O separatismo curdo é tema caro a Ancara, e os confrontos entre as milícia do PKK (partido dos Trabalhadores do Curdistão) e as Forças Armadas têm um rastro de 30 mil cadáveres de 1984 para cá.
A relação dos secessionistas com o Iraque não surgiu com a ocupação americana -Saddam Hussein já fora obrigado pela ONU a aumentar a autonomia da região curda nos anos 90, após promover ali um massacre que deixou 100 mil mortos em 1988. Aos olhos trucos, no entanto, o problema se tornou premente, pois o Curdistão iraquiano está sobre boa parte do petróleo do país vizinho.
Um vazio de poder em Bagdá resultante da Guerra do Iraque poderia aumentar não só a força política dos curdos iraquianos mas também seu poder de financiamento em uma eventual campanha regional por um Estado curdo. (De fato, do lado iraquiano da fronteira, os separatistas que vivem no sudeste da Turquia encontram mais apoio logístico, armas e dinheiro para seguir com suas ações.)
Incursões esporádicas e bombardeios eventuais na área fronteiriça já ocorrem há meses. O que Ancara tem a perder se ampliar suas operações do lado de lá da fronteira?
A possibilidade de entrar para a União Européia e a aliança com os EUA, para começar.
Em relação a Washington, a situação seria no mínimo bizarra: EUA e Turquia são aliados militares desde os anos 50, e ambos são membros da Otan, a aliança militar ocidental. Uma invasão turca colocaria dois Exércitos irmãos em confronto, já que são os americanos que respondem hoje pelo Iraque.
Há ainda o risco de ter cortado um canal econômico. O jogo de pressão financeira tem antecedentes -quando o Parlamento turco contrariou o gabinete e vetou aos EUA, em 2003, o uso das bases militares do país, abrindo somente o espaço aéreo, Washington suspendeu a oferta de US$ 8,5 bilhões em crédito ao país islâmico. Um novo golpe na estratégia americana não deve ser recebido com mais generosidade.
Já quanto a Bruxelas, Ancara pode prover de argumentos aqueles que se opõe à sua entrada na União Européia. A questão da repressão aos curdos é apresentada como um dos principais entraves à adesão do país ao bloco, meta que o governo do premiê Recep Tayyp Erdogan acalenta com fervor.
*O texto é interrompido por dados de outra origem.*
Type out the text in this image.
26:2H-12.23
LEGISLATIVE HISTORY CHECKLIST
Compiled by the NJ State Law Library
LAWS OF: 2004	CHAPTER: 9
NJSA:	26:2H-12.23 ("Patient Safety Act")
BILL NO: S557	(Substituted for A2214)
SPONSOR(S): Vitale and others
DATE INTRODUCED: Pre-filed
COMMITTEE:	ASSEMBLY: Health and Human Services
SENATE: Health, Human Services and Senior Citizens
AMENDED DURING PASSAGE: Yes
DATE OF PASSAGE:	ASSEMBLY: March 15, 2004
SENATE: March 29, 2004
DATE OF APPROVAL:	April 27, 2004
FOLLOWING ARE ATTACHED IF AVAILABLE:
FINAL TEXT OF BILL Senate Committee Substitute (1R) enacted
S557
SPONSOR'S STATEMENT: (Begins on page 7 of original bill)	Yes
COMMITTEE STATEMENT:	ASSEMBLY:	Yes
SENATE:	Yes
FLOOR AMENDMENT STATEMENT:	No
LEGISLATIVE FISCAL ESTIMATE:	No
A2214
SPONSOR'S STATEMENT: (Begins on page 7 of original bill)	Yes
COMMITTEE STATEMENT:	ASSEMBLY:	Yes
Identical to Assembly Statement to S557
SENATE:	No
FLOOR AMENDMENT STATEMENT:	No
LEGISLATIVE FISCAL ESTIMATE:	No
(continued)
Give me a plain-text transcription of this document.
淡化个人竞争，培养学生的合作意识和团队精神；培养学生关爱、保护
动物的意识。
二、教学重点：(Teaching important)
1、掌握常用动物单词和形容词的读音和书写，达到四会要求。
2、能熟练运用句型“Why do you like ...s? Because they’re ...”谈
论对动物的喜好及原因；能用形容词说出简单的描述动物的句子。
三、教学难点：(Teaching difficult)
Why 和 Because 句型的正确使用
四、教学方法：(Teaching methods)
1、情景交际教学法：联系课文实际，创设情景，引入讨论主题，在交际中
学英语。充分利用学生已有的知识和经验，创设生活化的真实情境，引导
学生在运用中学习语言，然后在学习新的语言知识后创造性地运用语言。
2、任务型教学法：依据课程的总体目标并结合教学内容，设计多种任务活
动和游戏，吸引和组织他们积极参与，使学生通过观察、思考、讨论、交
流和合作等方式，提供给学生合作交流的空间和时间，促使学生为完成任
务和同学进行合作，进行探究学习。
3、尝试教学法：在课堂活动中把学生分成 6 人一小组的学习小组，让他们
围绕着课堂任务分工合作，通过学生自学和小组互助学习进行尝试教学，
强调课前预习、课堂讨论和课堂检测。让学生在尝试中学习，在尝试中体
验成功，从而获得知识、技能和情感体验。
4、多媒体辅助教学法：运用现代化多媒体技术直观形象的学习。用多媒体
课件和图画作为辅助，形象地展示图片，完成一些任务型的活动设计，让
Pode ser o jogo retórico político, mas é fato que, há muito pouco tempo, os 15 milhões de curdos que vivem na Turquia (mais de 20% da população do país e mais da metade dos curdos do mundo) não tinham permissão para usar sua língua ou manifestar sua cultura publicamente, e a cicatriz dessa repressão ainda é profunda.
No outro prato da balança -o doméstico- pesa a necessidade do governo de Erdogan de fazer concessões aos militares.
A Turquia tem histórico recente de governos derrubados pelas Forças Armadas, autocoroadas guardiãs do secularismo no país. E um governo islâmico, ainda que moderado, como é o caso deste, é especialmente vulnerável a tal pressão. Aprovar uma ação militar é uma forma de satisfazer esse estrato tão importante no organograma político turco. Levá-la a cabo são outros quinhentos.
Na falta de bola de cristal, há o histórico. Em outubro de 2003, o Parlamento turco também sancionara uma operação militar no Iraque, permitindo o envio de 10 mil soldados. Afora incursões limitadas, nenhuma ação robusta chegou a ocorrer.
Os EUA desta vez foram além dos usuais pedidos de contenção e desistiram de votar no Congresso uma moção que rotularia de genocídio o massacre de 1,5 milhão de armênios pelos turcos na Primeira Guerra (1914-18), cuja aprovação por uma comissão parlamentar fez ferver os ânimos em Ancara.
Cabe agora à Turquia pesar que fardo lhe é maior.